Le strade percorribili sono due: utilizzare il Fondo salva-Stati ma con una condizionalità, seppur blanda, o aumentare il bilancio europeo. Nel primo caso, continua Altomonte, «il Mes potrebbe creare una linea di credito precauzionale (un’assistenza finanziaria preventiva disponibile per i Paesi dell’Eurozona la cui situazione economica e finanziaria è solida, ndr) cui gli Stati attingono volontariamente a seconda delle proprie necessità. I vincoli sarebbero moderati, al singolo Paese basterebbe dimostrare che quei soldi serviranno per fronteggiare l’emergenza. La Bce acquisterebbe il titolo Mes. In questo modo si creerebbe un debito europeo perché tutti gli Stati, in misura maggiore o minore, sarebbero indebitati con l’Europa. Un debito detenuto però dalla Banca centrale e che essendo passato attraverso il Mes, risulterebbe già garantito. Varrebbe di più di un debito esclusivo dell’Italia». 

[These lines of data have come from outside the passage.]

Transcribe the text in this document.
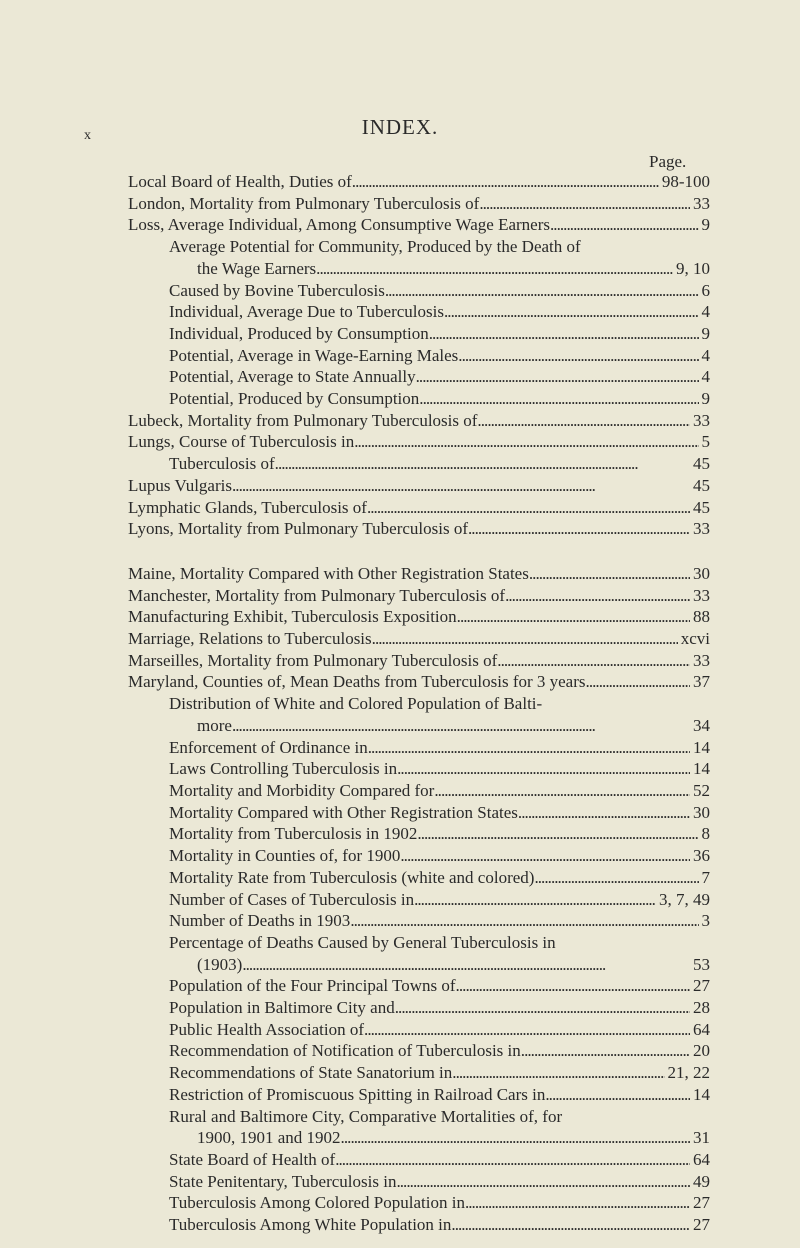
x	INDEX.
Page.
Local Board of Health, Duties of . . .	98-100
London, Mortality from Pulmonary Tuberculosis of . . .	33
Loss, Average Individual, Among Consumptive Wage Earners . . .	9
Average Potential for Community, Produced by the Death of
the Wage Earners . . .	9, 10
Caused by Bovine Tuberculosis . . .	6
Individual, Average Due to Tuberculosis . . .	4
Individual, Produced by Consumption . . .	9
Potential, Average in Wage-Earning Males . . .	4
Potential, Average to State Annually . . .	4
Potential, Produced by Consumption . . .	9
Lubeck, Mortality from Pulmonary Tuberculosis of . . .	33
Lungs, Course of Tuberculosis in . . .	5
Tuberculosis of . . .	45
Lupus Vulgaris . . .	45
Lymphatic Glands, Tuberculosis of . . .	45
Lyons, Mortality from Pulmonary Tuberculosis of . . .	33
Maine, Mortality Compared with Other Registration States . . .	30
Manchester, Mortality from Pulmonary Tuberculosis of . . .	33
Manufacturing Exhibit, Tuberculosis Exposition . . .	88
Marriage, Relations to Tuberculosis . . .	xcvi
Marseilles, Mortality from Pulmonary Tuberculosis of . . .	33
Maryland, Counties of, Mean Deaths from Tuberculosis for 3 years . . .	37
Distribution of White and Colored Population of Balti-
more . . .	34
Enforcement of Ordinance in . . .	14
Laws Controlling Tuberculosis in . . .	14
Mortality and Morbidity Compared for . . .	52
Mortality Compared with Other Registration States . . .	30
Mortality from Tuberculosis in 1902 . . .	8
Mortality in Counties of, for 1900 . . .	36
Mortality Rate from Tuberculosis (white and colored) . . .	7
Number of Cases of Tuberculosis in . . .	3, 7, 49
Number of Deaths in 1903 . . .	3
Percentage of Deaths Caused by General Tuberculosis in
(1903) . . .	53
Population of the Four Principal Towns of . . .	27
Population in Baltimore City and . . .	28
Public Health Association of . . .	64
Recommendation of Notification of Tuberculosis in . . .	20
Recommendations of State Sanatorium in . . .	21, 22
Restriction of Promiscuous Spitting in Railroad Cars in . . .	14
Rural and Baltimore City, Comparative Mortalities of, for
1900, 1901 and 1902 . . .	31
State Board of Health of . . .	64
State Penitentary, Tuberculosis in . . .	49
Tuberculosis Among Colored Population in . . .	27
Tuberculosis Among White Population in . . .	27
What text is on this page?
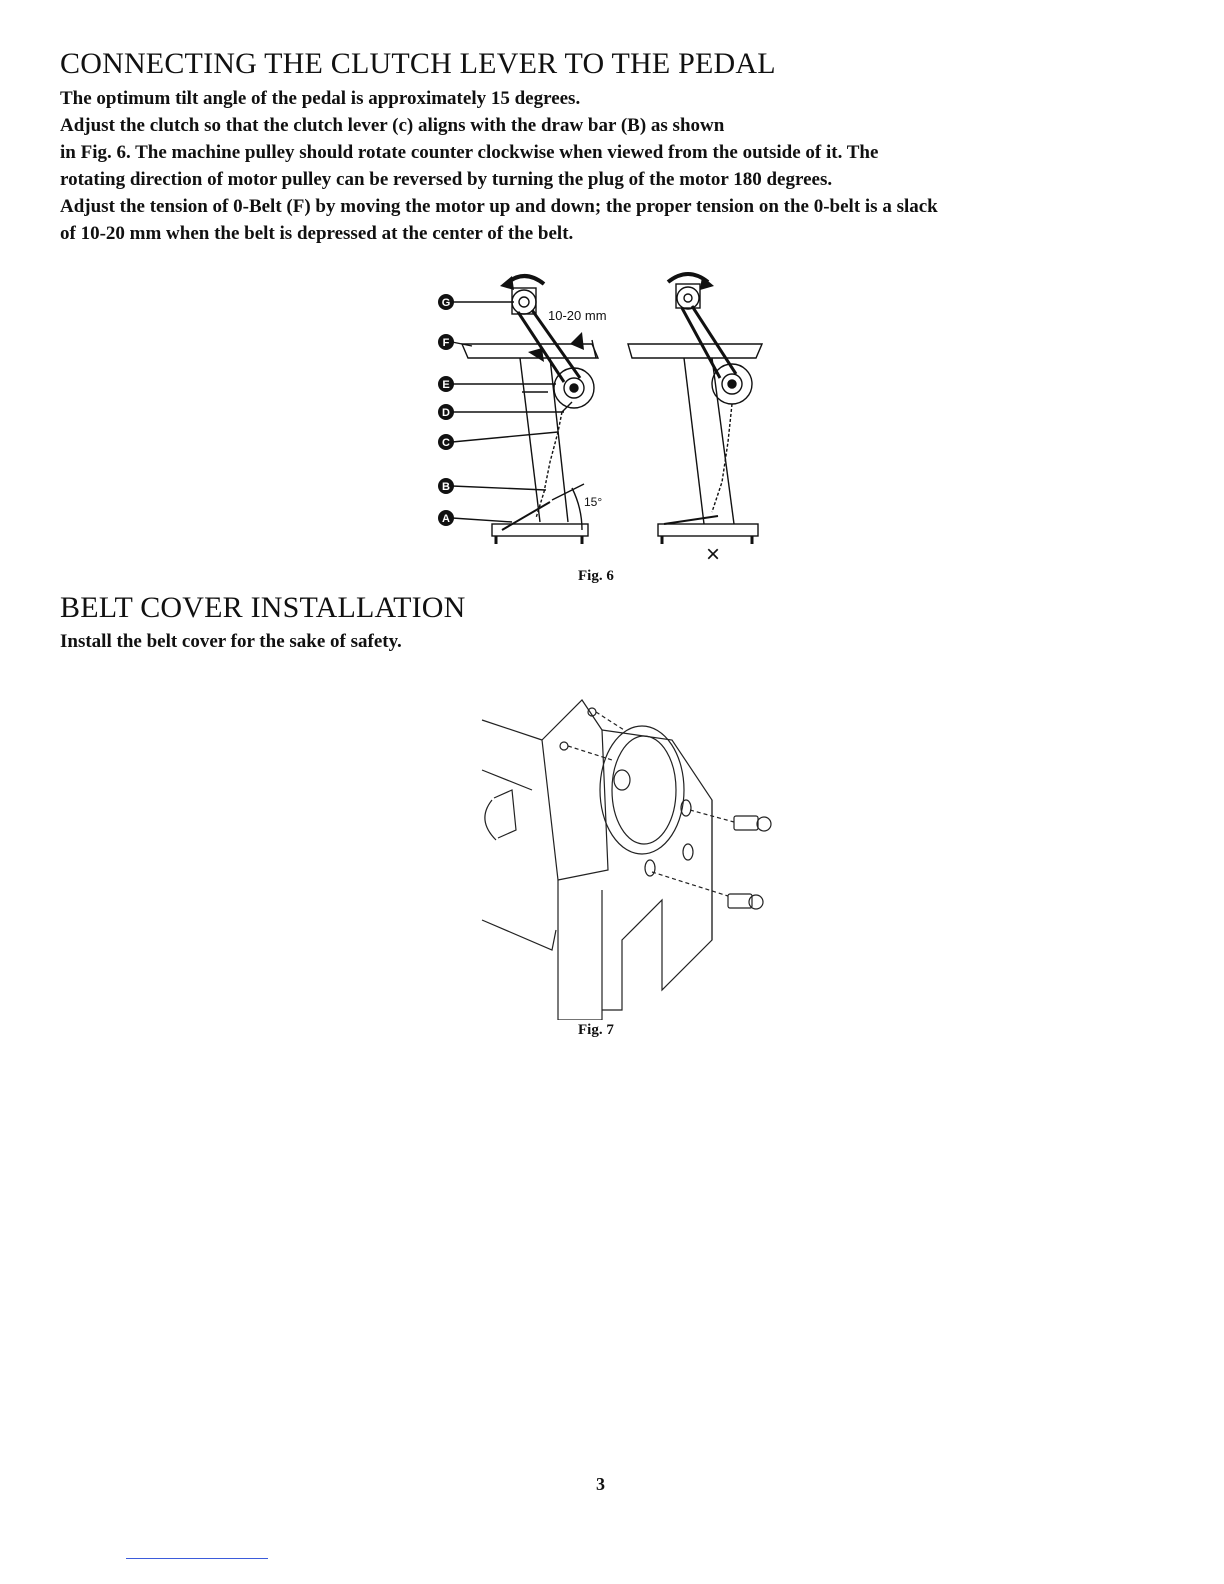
CONNECTING THE CLUTCH LEVER TO THE PEDAL

The optimum tilt angle of the pedal is approximately 15 degrees.

Adjust the clutch so that the clutch lever (c) aligns with the draw bar (B) as shown

in Fig. 6. The machine pulley should rotate counter clockwise when viewed from the outside of it. The

rotating direction of motor pulley can be reversed by turning the plug of the motor 180 degrees.

Adjust the tension of 0-Belt (F) by moving the motor up and down; the proper tension on the 0-belt is a slack

of 10-20 mm when the belt is depressed at the center of the belt.

G
F
E
D
C
B
A
10-20 mm
15°
×
Fig. 6
BELT COVER INSTALLATION
Install the belt cover for the sake of safety.
Fig. 7
3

Nel secondo caso, per aumentare il bilancio europeo si potrebbe utilizzare l’articolo 122.2 del Trattato sull’Unione europea: in caso di «gravi difficoltà a causa di calamità naturali o di circostanze eccezionali che sfuggono al suo controllo», uno Stato può ricevere «assistenza finanziaria» dall’Unione. Secondo Altomonte, però, non è chiaro come i Paesi possano restituire le somme ricevute e rimpolpare le finanze comuni. 

Eurobond
Il primo ministro ungherese Viktor Orbán. Photo Credits: ANSA

A preoccupare è anche il dopo. Ovvero, cosa succederebbe nel caso tra due settimane non si trovasse un accordo comune di solidarietà europea per far fronte a uno shock esogeno, e non endogeno come fu la crisi dell’area euro tra il 2009 e il 2014. In altre parole, quale potrebbe essere l’impatto delle spinte populiste sul fronte interno dei singoli Stati. Secondo la banca americana Goldman Sachs potrebbe esserci una crescita del consenso dei partiti sovranisti contrari all’Ue. Non la pensa così Marta Lorimer, Docente di Policy-Making nell’Unione europea alla London School of Economics and Political Science: «In un momento come questo, l’estrema destra può avere poca influenza sui governi, fatta eccezione per un Paese come l’Ungheria, dove il primo ministro Viktor Orbán potrebbe approfittare dello stato di emergenza per consolidare ancora di più il suo potere. Ma questo ha poco a che fare con il Consiglio europeo». In Germania, per esempio, «l’AfD [“Alternativa per la Germania”, un partito tedesco euroscettico, ndr] non sta tentando di destabilizzare la cancelliera Angela Merkel», mentre in Italia «Giuseppe Conte sta beneficiando del fatto che tutti, chi più chi meno, si rendono conto di quanto sia grave la situazione»

Adesso l’urgenza è di tipo sanitario e a valere saranno soprattutto le valutazioni scientifiche, non elettorali: «Approfittare di una grave situazione per tirare l’acqua al proprio mulino potrebbe essere un’arma a doppio taglio, che gli elettori non perdonerebbero», sottolinea Lorimer. Non mancherà chi tenterà di farlo, «ma nel breve periodo mi aspetto una maggiore concentrazione sul senso di responsabilità». Il tutto in attesa di un contenimento del nuovo coronavirus e dell’arrivo di un vaccino stabile.